How Recursion works in C
Lets assume a function:
int MyFunc(int counter) {
// check this functions counter value from the stack (most recent push)
// if counter is 0, we've reached the terminating condition, return it
if(counter == 0) {
return counter;
}
else {
// terminating condition not reached, push (counter-1) onto stack and recurse
int valueToPrint = MyFunc(counter - 1);
// print out the value returned by the recursive call
printf("%d", valueToPrint);
// return the value that was supplied to use
// (usually done via a register I think)
return counter;
}
}
int main() {
// Push 9 onto the stack, we don't care about the return value...
MyFunc(9);
}
The output is: 012345678
The first time through MyFunc, count is 9. It fails the terminating check (it is not 0), so the recursive call is invoked, with (counter -1), 8.
This repeats, decrementing the value pushed onto the stack each time until counter == 0. At this point, the terminating clause fires and the function simply returns the value of counter (0), usually in a register.
The next call up the stack, uses the returned value to print (0), then returns the value that was supplied into it when it was called (1). This repeats:
The next call up the stack, uses the returned value to print (1), then returns the value that was supplied into it when it was called (2). etc, till you get to the top of the stack.
So, if MyFunc was invoked with 3, you'd get the equivalent of (ignoring return addresses etc from the stack):
Call MyFunc(3) Stack: [3]
Call MyFunc(2) Stack: [2,3]
Call MyFunc(1) Stack: [1,2,3]
Call MyFunc(0) Stack: [0,1,2,3]
Termination fires (top of stack == 0), return top of stack(0).
// Flow returns to:
MyFunc(1) Stack: [1,2,3]
Print returned value (0)
return current top of stack (1)
// Flow returns to:
MyFunc(2) Stack: [2,3]
Print returned value (1)
return current top of stack (2)
// Flow returns to:
MyFunc(3) Stack: [3]
Print returned value (2)
return current top of stack (3)
// and you're done...
How things get unwind when the exit condition is reached?
First, few words about recursion: a divide and conquer method used for complex tasks that can be gradually decomposed and reduced to a simple instances of the initial task until a form(base case) that allows direct calculation is reached. It is a notion closely related to mathematical induction.
More specifically, a recursive function calls itself, either directly or indirectly. In direct recursion function, foo(), makes another call to itself. In indirect recursion, function foo() makes a call to function moo(), which in turn calls function foo(), until the base case is reached, and then, the final result is accumulated in the exact reverse order of the initial recursive function call.
Example:
Factorial n, denoted n!, is the product of positive integers from 1 to n. The factorial can be formally defined as:
factorial(0)=1, (base case)
factorial(n)= n * factorial(n-1), for n > 0. (recursive call)

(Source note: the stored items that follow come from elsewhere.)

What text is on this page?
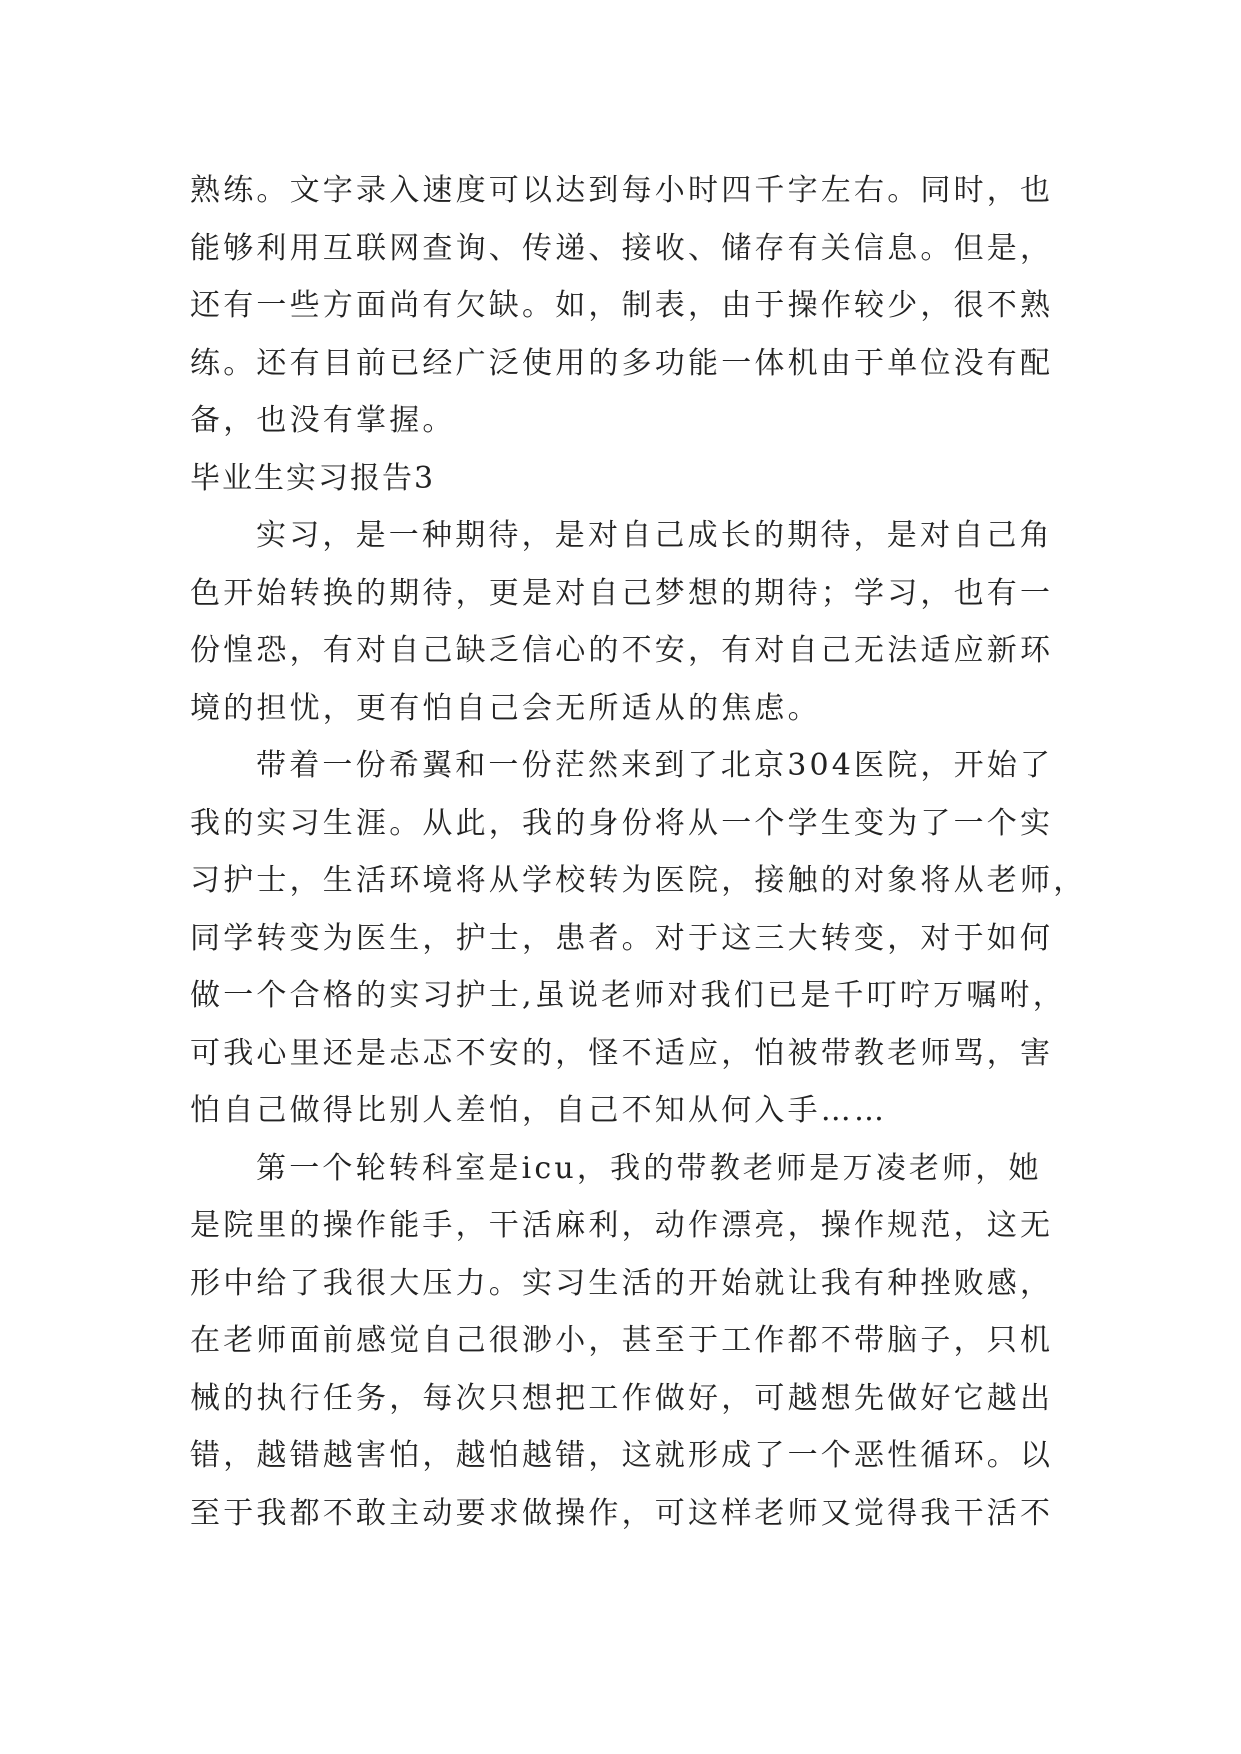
熟练。文字录入速度可以达到每小时四千字左右。同时，也
能够利用互联网查询、传递、接收、储存有关信息。但是，
还有一些方面尚有欠缺。如，制表，由于操作较少，很不熟
练。还有目前已经广泛使用的多功能一体机由于单位没有配
备，也没有掌握。
毕业生实习报告3
实习，是一种期待，是对自己成长的期待，是对自己角
色开始转换的期待，更是对自己梦想的期待；学习，也有一
份惶恐，有对自己缺乏信心的不安，有对自己无法适应新环
境的担忧，更有怕自己会无所适从的焦虑。
带着一份希翼和一份茫然来到了北京304医院，开始了
我的实习生涯。从此，我的身份将从一个学生变为了一个实
习护士，生活环境将从学校转为医院，接触的对象将从老师，
同学转变为医生，护士，患者。对于这三大转变，对于如何
做一个合格的实习护士,虽说老师对我们已是千叮咛万嘱咐，
可我心里还是忐忑不安的，怪不适应，怕被带教老师骂，害
怕自己做得比别人差怕，自己不知从何入手……
第一个轮转科室是icu，我的带教老师是万凌老师，她
是院里的操作能手，干活麻利，动作漂亮，操作规范，这无
形中给了我很大压力。实习生活的开始就让我有种挫败感，
在老师面前感觉自己很渺小，甚至于工作都不带脑子，只机
械的执行任务，每次只想把工作做好，可越想先做好它越出
错，越错越害怕，越怕越错，这就形成了一个恶性循环。以
至于我都不敢主动要求做操作，可这样老师又觉得我干活不
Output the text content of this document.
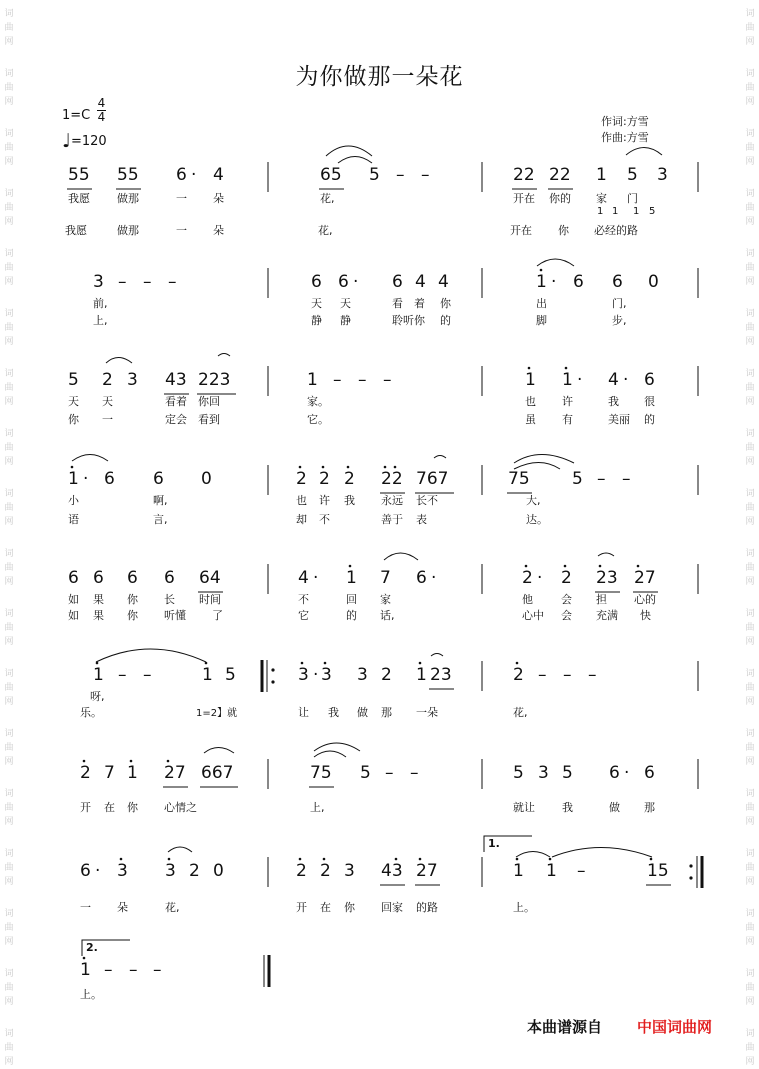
词
曲
网
词
曲
网
词
曲
网
词
曲
网
词
曲
网
词
曲
网
词
曲
网
词
曲
网
词
曲
网
词
曲
网
词
曲
网
词
曲
网
词
曲
网
词
曲
网
词
曲
网
词
曲
网
词
曲
网
词
曲
网
词
曲
网
词
曲
网
词
曲
网
词
曲
网
词
曲
网
词
曲
网
词
曲
网
词
曲
网
词
曲
网
词
曲
网
词
曲
网
词
曲
网
词
曲
网
词
曲
网
词
曲
网
词
曲
网
词
曲
网
词
曲
网
为你做那一朵花
1=C
4
4
♩=120
作词:方雪
作曲:方雪
55 55 6 · 4	65 5 – –	22 22 1 5 3
我愿 做那	一 朵	花,	开在 你的 家 门
我愿	做那	一 朵	花,	开在 你 必经的路
1 1 1 5
3 – – –	6 6 · 6 4 4	1 · 6 6 0
前,	天 天	看 着 你	出	门,
上,	静 静	聆听你 的	脚	步,
5 2 3 43 223	1 – – –	1 1 · 4 · 6
天 天	看着 你回	家。	也 许	我 很
你 一	定会 看到	它。	虽 有	美丽 的
1 · 6 6 0	2 2 2 22 767	75 5 – –
小	啊,	也 许 我 永远 长不	大,
语	言,	却 不	善于 表	达。
6 6 6 6 64	4 · 1 7 6 ·	2 · 2 23 27
如 果 你 长 时间	不	回 家	他	会 担 心的
如 果 你 听懂 了	它	的 话,	心中 会 充满 快
1 – –	1 5	3 · 3 3 2 1 23	2 – – –
呀,
乐。	让 我 做 那 一朵	花,
1=2】就
2 7 1 27 667	75 5 – –	5 3 5 6 · 6
开 在 你 心情之	上,	就让 我	做 那
6 · 3 3 2 0	2 2 3 43 27	1 1 –	15
一 朵	花,	开 在 你 回家 的路	上。
1 – – –
上。
1.
2.
本曲谱源自 中国词曲网
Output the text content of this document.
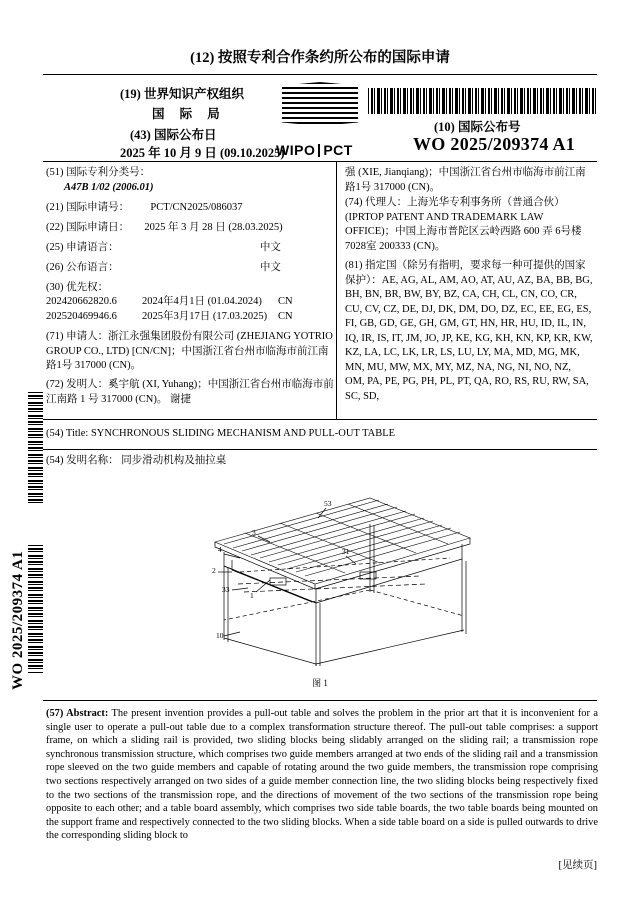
WO 2025/209374 A1
(12) 按照专利合作条约所公布的国际申请
(19) 世界知识产权组织
国 际 局
(43) 国际公布日
2025 年 10 月 9 日 (09.10.2025)
WIPO PCT
(10) 国际公布号
WO 2025/209374 A1
(51) 国际专利分类号：
A47B 1/02 (2006.01)
(21) 国际申请号： PCT/CN2025/086037
(22) 国际申请日： 2025 年 3 月 28 日 (28.03.2025)
(25) 申请语言：	中文
(26) 公布语言：	中文
(30) 优先权：
202420662820.6 2024年4月1日 (01.04.2024) CN
202520469946.6 2025年3月17日 (17.03.2025) CN
(71) 申请人：浙江永强集团股份有限公司 (ZHEJIANG YOTRIO GROUP CO., LTD) [CN/CN]；中国浙江省台州市临海市前江南路1号 317000 (CN)。
(72) 发明人：奚宇航 (XI, Yuhang)；中国浙江省台州市临海市前江南路 1 号 317000 (CN)。 谢捷
强 (XIE, Jianqiang)；中国浙江省台州市临海市前江南路1号 317000 (CN)。
(74) 代理人：上海光华专利事务所（普通合伙）(IPRTOP PATENT AND TRADEMARK LAW OFFICE)；中国上海市普陀区云岭西路 600 弄 6号楼7028室 200333 (CN)。
(81) 指定国（除另有指明，要求每一种可提供的国家保护）：AE, AG, AL, AM, AO, AT, AU, AZ, BA, BB, BG, BH, BN, BR, BW, BY, BZ, CA, CH, CL, CN, CO, CR, CU, CV, CZ, DE, DJ, DK, DM, DO, DZ, EC, EE, EG, ES, FI, GB, GD, GE, GH, GM, GT, HN, HR, HU, ID, IL, IN, IQ, IR, IS, IT, JM, JO, JP, KE, KG, KH, KN, KP, KR, KW, KZ, LA, LC, LK, LR, LS, LU, LY, MA, MD, MG, MK, MN, MU, MW, MX, MY, MZ, NA, NG, NI, NO, NZ, OM, PA, PE, PG, PH, PL, PT, QA, RO, RS, RU, RW, SA, SC, SD,
(54) Title: SYNCHRONOUS SLIDING MECHANISM AND PULL-OUT TABLE
(54) 发明名称： 同步滑动机构及抽拉桌
53
3
31
4
2
33
1
10
图 1
(57) Abstract: The present invention provides a pull-out table and solves the problem in the prior art that it is inconvenient for a single user to operate a pull-out table due to a complex transformation structure thereof. The pull-out table comprises: a support frame, on which a sliding rail is provided, two sliding blocks being slidably arranged on the sliding rail; a transmission rope synchronous transmission structure, which comprises two guide members arranged at two ends of the sliding rail and a transmission rope sleeved on the two guide members and capable of rotating around the two guide members, the transmission rope comprising two sections respectively arranged on two sides of a guide member connection line, the two sliding blocks being respectively fixed to the two sections of the transmission rope, and the directions of movement of the two sections of the transmission rope being opposite to each other; and a table board assembly, which comprises two side table boards, the two table boards being mounted on the support frame and respectively connected to the two sliding blocks. When a side table board on a side is pulled outwards to drive the corresponding sliding block to
[见续页]
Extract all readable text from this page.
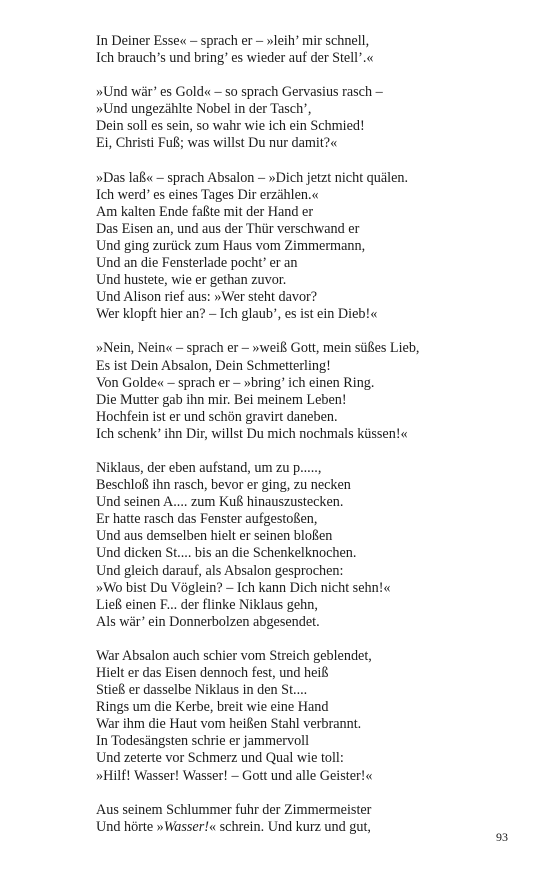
In Deiner Esse« – sprach er – »leih’ mir schnell,
Ich brauch’s und bring’ es wieder auf der Stell’.«
»Und wär’ es Gold« – so sprach Gervasius rasch –
»Und ungezählte Nobel in der Tasch’,
Dein soll es sein, so wahr wie ich ein Schmied!
Ei, Christi Fuß; was willst Du nur damit?«
»Das laß« – sprach Absalon – »Dich jetzt nicht quälen.
Ich werd’ es eines Tages Dir erzählen.«
Am kalten Ende faßte mit der Hand er
Das Eisen an, und aus der Thür verschwand er
Und ging zurück zum Haus vom Zimmermann,
Und an die Fensterlade pocht’ er an
Und hustete, wie er gethan zuvor.
Und Alison rief aus: »Wer steht davor?
Wer klopft hier an? – Ich glaub’, es ist ein Dieb!«
»Nein, Nein« – sprach er – »weiß Gott, mein süßes Lieb,
Es ist Dein Absalon, Dein Schmetterling!
Von Golde« – sprach er – »bring’ ich einen Ring.
Die Mutter gab ihn mir. Bei meinem Leben!
Hochfein ist er und schön gravirt daneben.
Ich schenk’ ihn Dir, willst Du mich nochmals küssen!«
Niklaus, der eben aufstand, um zu p.....,
Beschloß ihn rasch, bevor er ging, zu necken
Und seinen A.... zum Kuß hinauszustecken.
Er hatte rasch das Fenster aufgestoßen,
Und aus demselben hielt er seinen bloßen
Und dicken St.... bis an die Schenkelknochen.
Und gleich darauf, als Absalon gesprochen:
»Wo bist Du Vöglein? – Ich kann Dich nicht sehn!«
Ließ einen F... der flinke Niklaus gehn,
Als wär’ ein Donnerbolzen abgesendet.
War Absalon auch schier vom Streich geblendet,
Hielt er das Eisen dennoch fest, und heiß
Stieß er dasselbe Niklaus in den St....
Rings um die Kerbe, breit wie eine Hand
War ihm die Haut vom heißen Stahl verbrannt.
In Todesängsten schrie er jammervoll
Und zeterte vor Schmerz und Qual wie toll:
»Hilf! Wasser! Wasser! – Gott und alle Geister!«
Aus seinem Schlummer fuhr der Zimmermeister
Und hörte »Wasser!« schrein. Und kurz und gut,
93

Recursion shows up in this definition as we define factrorial(n) in terms of factorial(n-1).
Every recursion function should have termination condition to end recursion. In this example, when n=0, recursion stops. The above function expressed in C is:
int fact(int n){
if(n == 0){
return 1;
}
return (n * fact(n-1));
}
This example is an example of direct recursion.
How is this implemented? At the software level, its implementation is not different from implementing other functions(procedures). Once you understand that each procedure call instance is distinct from the others, the fact that a recursive function calls itself does not make any big difference.
Each active procedure maintains an activation record, which is stored on the stack. The activation record consists of the arguments, return address (of the caller), and local variables.
The activation record comes into existence when a procedure is invoked and disappears after the procedure is terminated and the result is returned to the caller. Thus, for each procedure that is not terminated, an activation record that contains the state of that procedure is stored. The number of activation records, and hence the amount of stack space required to run the program, depends on the depth of recursion.
Also can anyone please give me a diagramatic view of recursion?
Next figure shows the activation record for factorial(3):
As you can see from the figure, each call to the factorial creates an activation record until the base case is reached and starting from there we accumulate the result in the form of product.